第39話

 ハルト侯爵領が黒い影に襲われ、リリの母親が殺された。

 その事実が……母親っ子だったリリに与えた絶望と悲しみ、怒りは推して知るべしだろう。


 復讐心に囚われたリリが黒い影へと道具のマーキングと創作主への送還魔法を使い、それをアレスが強化してようやく成功したその魔法によって本来であれば黒い影がルルド魔導帝国へと戻り、そこで暴れて大きな被害を出す……はずだった。

 

 だが、黒い影が送還された場所はフェルジャンヌ王国の一角であり、マーキングに従った辿り着いたのは地下に広がる謎の研究所であった。


「……誰が……私のお母さんを……ッ!」


「……一体どこのどいつが」

 

 怒りに囚われているリリに、自国に裏切り者がいると知って憤るレースに。


「誰が、こんなひどいことを」


「一体どういう目的で……?」


 二人と比べても幾ばくか冷静なアレスとリリス。

 その四人が怪しげな研究所を歩き……そのマーキングが施された黒い影が留まっている部屋へとたどり着いたとき。


「やぁ、諸君。
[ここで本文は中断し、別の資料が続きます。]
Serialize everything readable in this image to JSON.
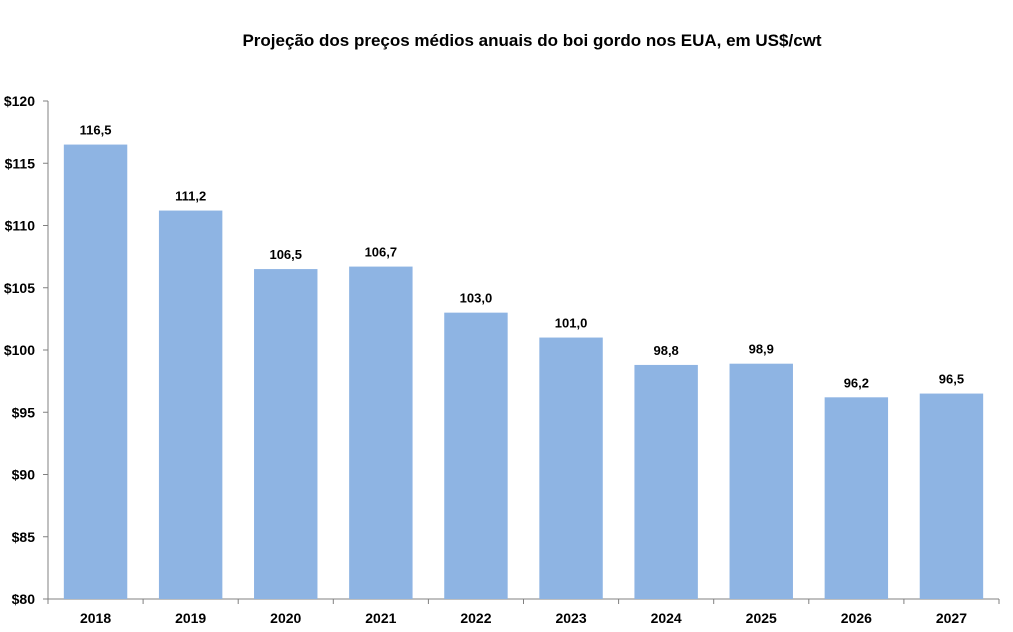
{
  "chart_data": {
    "type": "bar",
    "title": "Projeção dos preços médios anuais do boi gordo nos EUA, em US$/cwt",
    "xlabel": "",
    "ylabel": "",
    "categories": [
      "2018",
      "2019",
      "2020",
      "2021",
      "2022",
      "2023",
      "2024",
      "2025",
      "2026",
      "2027"
    ],
    "values": [
      116.5,
      111.2,
      106.5,
      106.7,
      103.0,
      101.0,
      98.8,
      98.9,
      96.2,
      96.5
    ],
    "value_labels": [
      "116,5",
      "111,2",
      "106,5",
      "106,7",
      "103,0",
      "101,0",
      "98,8",
      "98,9",
      "96,2",
      "96,5"
    ],
    "ylim": [
      80,
      120
    ],
    "y_ticks": [
      80,
      85,
      90,
      95,
      100,
      105,
      110,
      115,
      120
    ],
    "y_tick_labels": [
      "$80",
      "$85",
      "$90",
      "$95",
      "$100",
      "$105",
      "$110",
      "$115",
      "$120"
    ],
    "grid": false,
    "legend": "none",
    "colors": {
      "bar": "#8eb4e3",
      "axis": "#808080",
      "text": "#000000"
    }
  }
}
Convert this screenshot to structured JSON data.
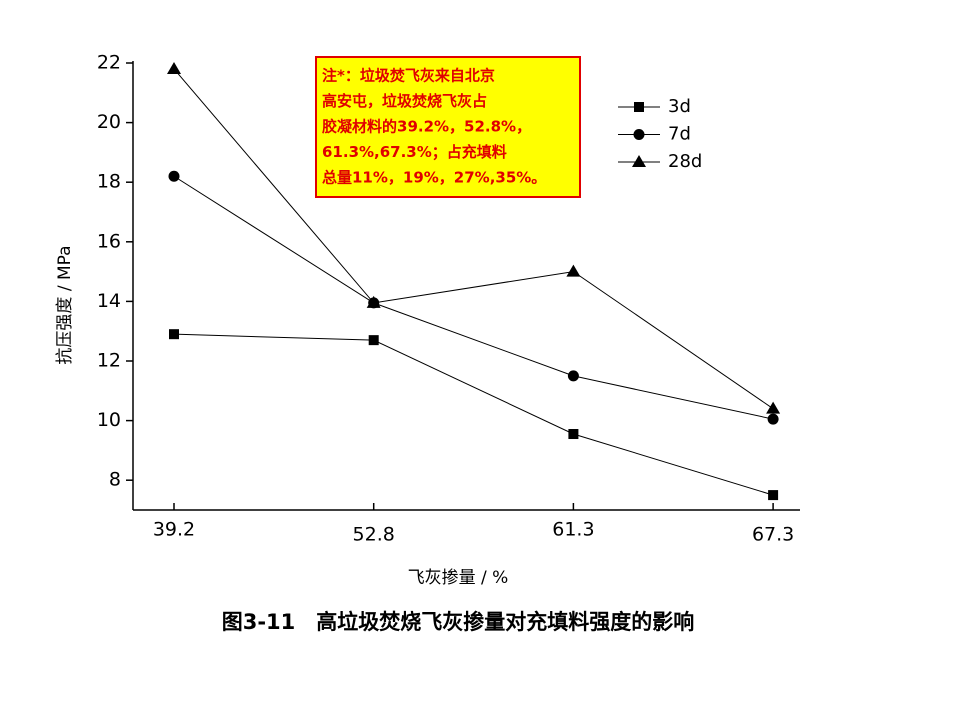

元気にしていたかい?」

 

 様々な思考を、思案を抱えていた四人の考えの何もかもを吹き飛ばす。


「さて、諸君。僕の研究所に何の用だい?」

 

 マーキングが施された黒い影の上に腰を下ろし、柔和な笑みを浮かべるノアが四人を待っていた。

 その事実に四人はただただ硬直する。


「……え?なんで、ノアがここにいるの……?」

 

 一番先にその混乱から立ち直ったのはリリスであった。

 リリスは困惑の言葉を口にし、動揺を露わにする。


「ん?ここは僕の研究所だよ?僕がいることは何も不思議なことではないよ」


「ま、待ちなさい!?あなたがこの国に黒い影をッ!?」


「うん。そうだよ」

 

 ノアはあくまで柔和な笑みを崩さず、レースの言葉に頷く。


「……の、ノアが……私のお母さん、を?」

 

 体を震わせるリリがノアへと疑問の声を投げかける。


「うん。そうだね」


「お前がァァァァァァアアアアアアアアアアアアアアアアアアアアアッ!!!」

 

 リリは我慢の限界と言わんばかりに笑顔のままなんでもないことのように同意したノアへと剣を持って斬りかかる。

 リリの渾身の一振りはいともたやすくノアへと素手で受け止められる……剣を持つノアの手からは一筋の血も流れない。


「ふふふ」

 

 リリの刃を素手で受け止めるノアはどこか作り物めいた柔和な笑みではなく、恍惚とした笑顔を浮かべる。


「丁寧に接してくれない君も新鮮で良いね」


「……ひぃッ!」


 ゾッとするほどに美しく、禍々しいノアの笑みを至近距離で見たリリは一瞬、怒りも忘れて恐怖の感情を浮かべる。


「……え?」

 

 そんな一連の流れをアレスはただただ眺めていた。